Boltzmann Brains, Simulations and self refuting hypothesis
Let’s suppose, for the purposes of this post, that our best model of dark energy is such that an exponentially vast number of Boltzman brains will exist in the far future. The idea that we may be in an ancestor simulation is similar in its self refuting nature but slightly vaguer, as it depends on the likely goals of future societies.
What do I mean when I say that these arguments are self refuting? I mean that accepting the conclusion seems to give a good reason to reject the premise. Once you actually accept that you are a Boltzmann brain, all your reasoning about the nature of dark energy becomes random noise. There is no reason to think that you have the slightest clue about how the universe works. We seem to be getting evidence that all our evidence is nonsense, including the evidence that told us that. The same holds for the simulation hypothesis, unless you conjecture that all civilizations make ancestor simulations almost exclusively.
What’s actually going on here. We have three hypotheses.
1) No Boltzmann brains, the magic dark energy fairy stops them being created somehow. (Universe A)
2) Boltzmann brains exist, And I am not one. (Universe B)
3) I am a Boltzmann brain. (Universe B)
As all these hypothesis fit the data, we have to tell them apart on priors, and anthropic decision theory, with the confusion coming from not having decided on an anthropic theory to use, but ad-lib-ing it with intuition.
SIA Selects from all possible observers, and so tells you that 3) is by far the most likely.
SSA, with an Ocamian Prior says that Universe B is slightly more likely, because it takes fewer bits to specify. However most of the observers in Universe B are Boltzmann brains seeing random gibberish. The observation of any kind of pattern gives an overwhelming update towards option 1).
If we choose to minimize the sum of both the amount of info needed to describe the universe, and the amount needed to specify your place within it, then we find that Universe B is simpler to describe, and it is far easier to describe the position of an evolved life-form near the beginning of time, than to locate a Boltzmann brain around years in. An AIXI that is simulating the rest of the universe, with patching rules to match its actions up to the world, will act as if it believes option 2).
Interesting post, but I found some typos:
“Lets” should be changed to “Let’s.”
“Whats” should be changed to “What’s,” at the very least. Additionally, these sentences seem off. The first one is a fragment, and it seems like they should be joined somehow.
Use the plural form here.
Did you intend to write a full sentence here?
Fixed. Thanks.
You’re welcome.
This is the reverse of the usual argument that we should not believe we are going to have a googol descendants. Usually one says: to be living at the beginning of time means that you belong to a very special minority, therefore it would take more indexical information to single you out, compared to someone from the middle of history.
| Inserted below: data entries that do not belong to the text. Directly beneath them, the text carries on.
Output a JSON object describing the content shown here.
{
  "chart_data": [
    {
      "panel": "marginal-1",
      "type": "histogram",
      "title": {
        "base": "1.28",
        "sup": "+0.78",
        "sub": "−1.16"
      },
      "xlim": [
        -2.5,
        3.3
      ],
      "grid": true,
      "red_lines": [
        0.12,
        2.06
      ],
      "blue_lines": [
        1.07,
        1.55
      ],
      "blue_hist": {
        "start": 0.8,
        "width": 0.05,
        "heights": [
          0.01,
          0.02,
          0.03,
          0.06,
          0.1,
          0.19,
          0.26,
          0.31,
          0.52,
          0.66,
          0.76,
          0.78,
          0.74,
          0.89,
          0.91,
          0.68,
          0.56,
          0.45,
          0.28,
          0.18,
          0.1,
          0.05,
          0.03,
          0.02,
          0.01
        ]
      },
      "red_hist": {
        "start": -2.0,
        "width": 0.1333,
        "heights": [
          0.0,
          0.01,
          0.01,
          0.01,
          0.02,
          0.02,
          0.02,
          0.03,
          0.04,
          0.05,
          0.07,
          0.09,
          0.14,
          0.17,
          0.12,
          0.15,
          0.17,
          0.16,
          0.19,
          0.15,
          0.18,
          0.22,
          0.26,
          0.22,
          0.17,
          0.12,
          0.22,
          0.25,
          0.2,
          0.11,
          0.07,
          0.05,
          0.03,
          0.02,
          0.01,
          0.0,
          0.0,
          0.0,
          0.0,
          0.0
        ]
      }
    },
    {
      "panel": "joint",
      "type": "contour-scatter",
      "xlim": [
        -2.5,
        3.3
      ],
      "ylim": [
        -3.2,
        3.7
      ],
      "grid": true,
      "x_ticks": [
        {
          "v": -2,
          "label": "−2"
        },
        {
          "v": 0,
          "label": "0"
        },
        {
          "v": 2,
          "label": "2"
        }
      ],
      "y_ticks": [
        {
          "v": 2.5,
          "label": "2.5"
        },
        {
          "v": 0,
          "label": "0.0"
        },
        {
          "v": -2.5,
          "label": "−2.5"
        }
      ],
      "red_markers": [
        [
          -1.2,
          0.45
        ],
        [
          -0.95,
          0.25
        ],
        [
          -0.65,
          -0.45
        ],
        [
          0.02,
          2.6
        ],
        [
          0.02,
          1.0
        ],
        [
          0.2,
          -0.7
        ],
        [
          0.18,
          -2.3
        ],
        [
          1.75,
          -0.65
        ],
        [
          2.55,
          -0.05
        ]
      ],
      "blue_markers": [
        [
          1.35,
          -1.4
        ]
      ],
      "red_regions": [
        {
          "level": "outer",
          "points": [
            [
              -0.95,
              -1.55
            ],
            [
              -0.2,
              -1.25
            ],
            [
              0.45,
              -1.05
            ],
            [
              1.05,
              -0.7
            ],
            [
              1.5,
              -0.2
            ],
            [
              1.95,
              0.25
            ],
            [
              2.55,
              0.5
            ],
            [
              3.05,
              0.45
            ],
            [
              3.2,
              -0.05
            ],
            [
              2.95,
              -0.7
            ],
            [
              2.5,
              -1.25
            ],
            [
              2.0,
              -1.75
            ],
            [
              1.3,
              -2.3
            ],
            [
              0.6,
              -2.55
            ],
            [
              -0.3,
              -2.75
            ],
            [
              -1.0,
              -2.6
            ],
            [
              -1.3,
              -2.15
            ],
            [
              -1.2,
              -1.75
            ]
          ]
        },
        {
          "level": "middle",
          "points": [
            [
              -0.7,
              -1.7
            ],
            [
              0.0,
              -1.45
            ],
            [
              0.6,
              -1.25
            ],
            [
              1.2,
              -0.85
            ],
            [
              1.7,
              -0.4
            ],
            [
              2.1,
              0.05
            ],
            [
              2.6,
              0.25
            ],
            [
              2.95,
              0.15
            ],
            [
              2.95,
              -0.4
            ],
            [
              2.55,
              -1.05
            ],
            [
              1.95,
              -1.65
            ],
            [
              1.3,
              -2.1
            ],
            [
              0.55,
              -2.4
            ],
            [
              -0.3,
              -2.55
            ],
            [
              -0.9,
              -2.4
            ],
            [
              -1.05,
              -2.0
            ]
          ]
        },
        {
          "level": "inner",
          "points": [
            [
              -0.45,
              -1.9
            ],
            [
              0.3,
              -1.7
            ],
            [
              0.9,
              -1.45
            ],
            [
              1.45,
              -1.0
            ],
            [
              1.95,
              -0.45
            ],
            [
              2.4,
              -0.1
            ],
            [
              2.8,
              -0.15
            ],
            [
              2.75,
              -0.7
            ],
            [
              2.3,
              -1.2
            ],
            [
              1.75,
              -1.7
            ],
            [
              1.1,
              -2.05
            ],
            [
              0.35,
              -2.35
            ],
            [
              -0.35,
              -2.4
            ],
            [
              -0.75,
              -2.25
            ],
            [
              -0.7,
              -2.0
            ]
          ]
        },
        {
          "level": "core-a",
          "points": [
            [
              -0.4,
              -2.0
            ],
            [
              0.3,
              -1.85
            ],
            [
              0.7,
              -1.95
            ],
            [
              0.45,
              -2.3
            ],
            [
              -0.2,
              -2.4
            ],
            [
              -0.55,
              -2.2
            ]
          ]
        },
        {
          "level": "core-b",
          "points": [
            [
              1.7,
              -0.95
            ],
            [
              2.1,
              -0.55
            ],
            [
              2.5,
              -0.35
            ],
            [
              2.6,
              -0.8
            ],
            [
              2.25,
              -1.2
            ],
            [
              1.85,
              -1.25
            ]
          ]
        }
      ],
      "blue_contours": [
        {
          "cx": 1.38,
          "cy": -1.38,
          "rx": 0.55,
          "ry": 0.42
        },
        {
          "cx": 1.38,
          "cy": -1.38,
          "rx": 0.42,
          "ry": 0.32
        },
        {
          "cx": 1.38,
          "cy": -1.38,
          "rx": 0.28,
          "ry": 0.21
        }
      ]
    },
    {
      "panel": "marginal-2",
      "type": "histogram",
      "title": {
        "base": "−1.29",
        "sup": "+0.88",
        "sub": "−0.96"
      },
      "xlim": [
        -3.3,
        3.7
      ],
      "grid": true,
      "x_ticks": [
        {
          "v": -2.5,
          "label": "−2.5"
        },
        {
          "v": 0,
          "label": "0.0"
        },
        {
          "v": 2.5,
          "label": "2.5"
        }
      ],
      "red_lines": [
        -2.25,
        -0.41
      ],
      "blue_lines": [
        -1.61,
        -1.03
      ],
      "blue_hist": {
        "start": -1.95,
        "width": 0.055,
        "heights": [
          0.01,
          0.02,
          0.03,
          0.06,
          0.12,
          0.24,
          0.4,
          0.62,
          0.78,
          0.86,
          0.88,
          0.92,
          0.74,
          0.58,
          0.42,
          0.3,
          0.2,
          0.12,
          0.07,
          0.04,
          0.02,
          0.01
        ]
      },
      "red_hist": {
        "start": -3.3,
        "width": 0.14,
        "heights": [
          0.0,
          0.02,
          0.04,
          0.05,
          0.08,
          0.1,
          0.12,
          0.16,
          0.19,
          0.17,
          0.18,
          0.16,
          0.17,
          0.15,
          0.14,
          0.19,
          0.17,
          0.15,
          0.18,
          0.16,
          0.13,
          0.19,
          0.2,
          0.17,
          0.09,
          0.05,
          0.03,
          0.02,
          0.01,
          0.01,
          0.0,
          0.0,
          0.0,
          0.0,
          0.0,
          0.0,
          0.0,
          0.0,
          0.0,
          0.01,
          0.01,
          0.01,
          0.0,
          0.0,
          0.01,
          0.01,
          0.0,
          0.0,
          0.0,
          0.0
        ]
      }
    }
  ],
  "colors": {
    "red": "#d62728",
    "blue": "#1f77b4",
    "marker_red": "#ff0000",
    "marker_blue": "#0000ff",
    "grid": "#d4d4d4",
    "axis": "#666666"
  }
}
I like that you brought up Popper’s critique of hard determinism. yes it seems to me that we run into the same paradox by first positing a coherent and cleverly comprehensive universe in which Individual (1) One, that would be me in this case, in which I suddenly find myself called to ponder the intra and extra mural probabilities deriving from whichever ‘creation myth’ I happen to select. That prior sentence is so contorted it barely sqeaks by the proverbial RAZOR, or does it? You tell me.
Why is it assumed that we are only in *one* of these options? Does it not make no difference, to the point that you can say we exist in all of them to the extent that they are possible? That a BB may not coherently exist further down its own timestream doesn’t matter at all, because temporal contiguity is not necessary.
Alright, if you want to formalize that in the context of a big universe, which one has the super majority of measure or magic reality fluid. Which should we act as if we are.
Consistency seems to be the only real fallback
Interesting. You know, Karl Popper gives a similar argument about the self-refuting nature of hard determinism: Once you accept that everything is determinate, the concept of an argument, a position, communication, or even information at all, all becomes kind of superfluous and incoherent.